More than 80 students, faculty and staff members gathered at Town and Gown Wednesday evening to discuss their concerns with mental health stigma on campus, especially in light of the nine student deaths this semester. Undergraduate Student Government, Graduate Student Government and other campus organizations put together the community event, and prominent administrators such as President Carol Folt attended. 

Students have questioned how the administration handles student deaths and whether the University offers adequate mental health resources. The organizers of the event hoped to provide a safe place for students to communicate their concerns with mental health resources on campus and learn about new ones such as the Engemann Student Health Center’s fifth floor, which will open Monday to provide long-term psychiatric services on campus.

“A lot of people are searching for answers, searching for ways to support each other, a lot have reached out to me looking for ways to engage in different initiatives that are happening on campus, whether from USG or other departments,” USG President Trenton Stone told the Daily Trojan.

To ensure student confidentiality, faculty, staff and administrators left the event before the final hour, during which students had their own discussion on these topics.  

“It’s important to hear about resources, it’s important to hear from senior administration and see their support and commitment to try to make improvements,” Stone said. “But it’s also critical as a student Trojan community that we can come together and try to learn from each other, give their own perspectives and organically, really at the grassroots level, figure out how our student body can improve.”

Folt began the first part of the discussion by apologizing for the lack of communication from school administrators. She, along with Dean of Religious Life Varun Soni and Assistant Director of Outreach and Prevention Services Kelly Greco listed the efforts the administration has made thus far to combat mental health stigma, which includes their leave of absence policy that allows students to take as many semesters off without academically or financially penalizing them, along with the free wellness class available for students online. 

When faculty and staff left, students criticized limited on-campus counseling sessions for students that typically require students to seek treatment from outside practices.  

Ana De Oliveira Laub, a senior majoring in neuroscience, told the Daily Trojan the administration needed to better communicate student deaths to the USC community. 

“The administration is lacking in their efforts in communication with the student body.
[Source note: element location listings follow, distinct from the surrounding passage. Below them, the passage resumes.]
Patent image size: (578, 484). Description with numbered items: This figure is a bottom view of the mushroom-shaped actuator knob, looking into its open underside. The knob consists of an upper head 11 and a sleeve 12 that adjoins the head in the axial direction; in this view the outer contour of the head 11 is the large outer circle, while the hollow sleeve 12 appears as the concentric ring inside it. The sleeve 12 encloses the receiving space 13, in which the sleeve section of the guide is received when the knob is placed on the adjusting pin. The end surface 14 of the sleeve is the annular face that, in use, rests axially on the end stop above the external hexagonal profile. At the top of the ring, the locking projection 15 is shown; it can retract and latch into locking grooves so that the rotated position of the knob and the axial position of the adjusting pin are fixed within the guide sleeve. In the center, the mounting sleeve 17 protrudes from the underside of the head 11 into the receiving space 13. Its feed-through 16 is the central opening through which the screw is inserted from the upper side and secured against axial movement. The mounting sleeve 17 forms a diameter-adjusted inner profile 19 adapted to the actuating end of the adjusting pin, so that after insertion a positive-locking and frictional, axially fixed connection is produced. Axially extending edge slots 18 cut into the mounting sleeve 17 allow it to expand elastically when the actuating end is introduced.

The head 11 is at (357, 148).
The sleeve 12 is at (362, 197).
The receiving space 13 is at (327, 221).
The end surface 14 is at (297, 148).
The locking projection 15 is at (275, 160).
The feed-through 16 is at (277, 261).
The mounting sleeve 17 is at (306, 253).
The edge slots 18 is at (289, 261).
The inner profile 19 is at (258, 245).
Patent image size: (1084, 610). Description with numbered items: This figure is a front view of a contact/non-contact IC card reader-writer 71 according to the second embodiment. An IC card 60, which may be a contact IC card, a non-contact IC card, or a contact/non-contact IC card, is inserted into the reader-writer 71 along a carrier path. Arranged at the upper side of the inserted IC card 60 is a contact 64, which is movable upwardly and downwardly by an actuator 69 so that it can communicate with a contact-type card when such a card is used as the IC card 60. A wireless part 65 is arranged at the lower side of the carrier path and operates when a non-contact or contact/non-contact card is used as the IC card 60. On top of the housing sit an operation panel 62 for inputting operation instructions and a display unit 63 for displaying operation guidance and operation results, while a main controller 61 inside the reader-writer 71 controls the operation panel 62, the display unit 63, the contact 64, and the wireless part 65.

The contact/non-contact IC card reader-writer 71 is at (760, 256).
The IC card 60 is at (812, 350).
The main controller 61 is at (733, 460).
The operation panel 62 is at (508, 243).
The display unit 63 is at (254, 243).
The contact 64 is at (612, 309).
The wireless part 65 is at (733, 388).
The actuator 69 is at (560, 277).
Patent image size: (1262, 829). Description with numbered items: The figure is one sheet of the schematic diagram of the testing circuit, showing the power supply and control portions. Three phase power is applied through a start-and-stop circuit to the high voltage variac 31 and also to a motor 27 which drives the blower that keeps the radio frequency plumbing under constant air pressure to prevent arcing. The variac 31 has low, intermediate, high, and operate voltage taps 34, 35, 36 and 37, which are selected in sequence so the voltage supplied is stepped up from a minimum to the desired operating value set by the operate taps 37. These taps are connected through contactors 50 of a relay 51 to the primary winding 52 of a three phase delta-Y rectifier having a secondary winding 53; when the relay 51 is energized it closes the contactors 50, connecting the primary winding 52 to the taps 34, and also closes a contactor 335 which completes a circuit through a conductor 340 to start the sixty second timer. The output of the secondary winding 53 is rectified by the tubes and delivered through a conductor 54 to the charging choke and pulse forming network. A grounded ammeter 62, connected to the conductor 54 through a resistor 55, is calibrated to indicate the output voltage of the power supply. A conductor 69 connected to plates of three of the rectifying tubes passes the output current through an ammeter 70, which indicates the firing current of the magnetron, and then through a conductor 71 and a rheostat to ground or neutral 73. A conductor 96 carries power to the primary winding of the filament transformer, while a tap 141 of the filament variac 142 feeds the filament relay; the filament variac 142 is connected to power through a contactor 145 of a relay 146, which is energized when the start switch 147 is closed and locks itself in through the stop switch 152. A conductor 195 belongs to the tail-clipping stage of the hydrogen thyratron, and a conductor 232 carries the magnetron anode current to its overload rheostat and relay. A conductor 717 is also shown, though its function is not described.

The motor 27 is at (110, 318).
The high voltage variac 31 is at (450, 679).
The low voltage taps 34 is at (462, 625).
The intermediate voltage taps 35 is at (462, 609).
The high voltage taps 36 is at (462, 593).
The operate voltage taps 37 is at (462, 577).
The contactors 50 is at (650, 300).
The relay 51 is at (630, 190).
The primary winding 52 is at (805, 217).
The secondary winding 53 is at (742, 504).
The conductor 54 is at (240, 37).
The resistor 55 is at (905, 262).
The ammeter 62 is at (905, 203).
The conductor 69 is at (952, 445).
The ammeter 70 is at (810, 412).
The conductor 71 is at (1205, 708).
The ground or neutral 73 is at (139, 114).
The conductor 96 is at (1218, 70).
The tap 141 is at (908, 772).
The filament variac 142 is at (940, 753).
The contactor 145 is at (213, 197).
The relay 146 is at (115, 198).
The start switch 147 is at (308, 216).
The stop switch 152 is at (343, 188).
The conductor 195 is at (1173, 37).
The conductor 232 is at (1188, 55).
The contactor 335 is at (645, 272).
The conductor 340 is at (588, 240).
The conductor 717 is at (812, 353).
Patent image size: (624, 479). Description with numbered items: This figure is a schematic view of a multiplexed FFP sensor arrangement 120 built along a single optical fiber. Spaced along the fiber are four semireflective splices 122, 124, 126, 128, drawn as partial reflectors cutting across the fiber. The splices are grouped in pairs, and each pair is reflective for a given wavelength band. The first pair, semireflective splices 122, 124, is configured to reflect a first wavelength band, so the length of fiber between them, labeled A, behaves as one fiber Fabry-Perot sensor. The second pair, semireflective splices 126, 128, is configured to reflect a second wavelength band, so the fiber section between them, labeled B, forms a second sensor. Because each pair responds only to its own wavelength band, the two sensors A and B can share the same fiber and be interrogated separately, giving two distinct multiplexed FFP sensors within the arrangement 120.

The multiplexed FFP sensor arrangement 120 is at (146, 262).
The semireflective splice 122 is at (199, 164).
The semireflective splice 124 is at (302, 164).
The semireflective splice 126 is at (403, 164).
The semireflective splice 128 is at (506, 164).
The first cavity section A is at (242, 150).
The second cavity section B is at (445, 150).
Transparency is clearly an issue that everybody is upset about,” Laub said. “But I think that … speaking up about your ideas, express your interest to be involved and your eagerness to help is what the student body can do right now, as well as making yourself available to your peers who might need help.”

 Laub also voiced a concern with the lack of 24/7 mental health hotlines and long wait times for students scheduling counseling appointments‚ an issue brought up multiple times by students during the forum. 

“If you’re at that point where you’re calling because you need help, you don’t have the patience to listen to elevator music,” she said.

Although Folt and other administrators cited a 50% increase in mental health counselors this academic year, students said there was a lack of people of color and LGBTQ  representation on the staff. 

Students also brought up the lack of empathy from professors when speaking with students about mental health. While fall break was meant to be a mental health break, students said many professors piled on assignments, projects and midterms before and after the long weekend. 

USG Vice President Mahin Tahsin told the Daily Trojan that the USG staff will work to implement ideas raised in the discussion to school administrators. 

“I think these conversations continuing to happen is so integral to sharing that perspective that everyone can collectively bring forward,” Tahsin said. “Whether it’s in big settings like this, or even little pockets could be so influential, and I hope that’s something people did realize out of the event as well.”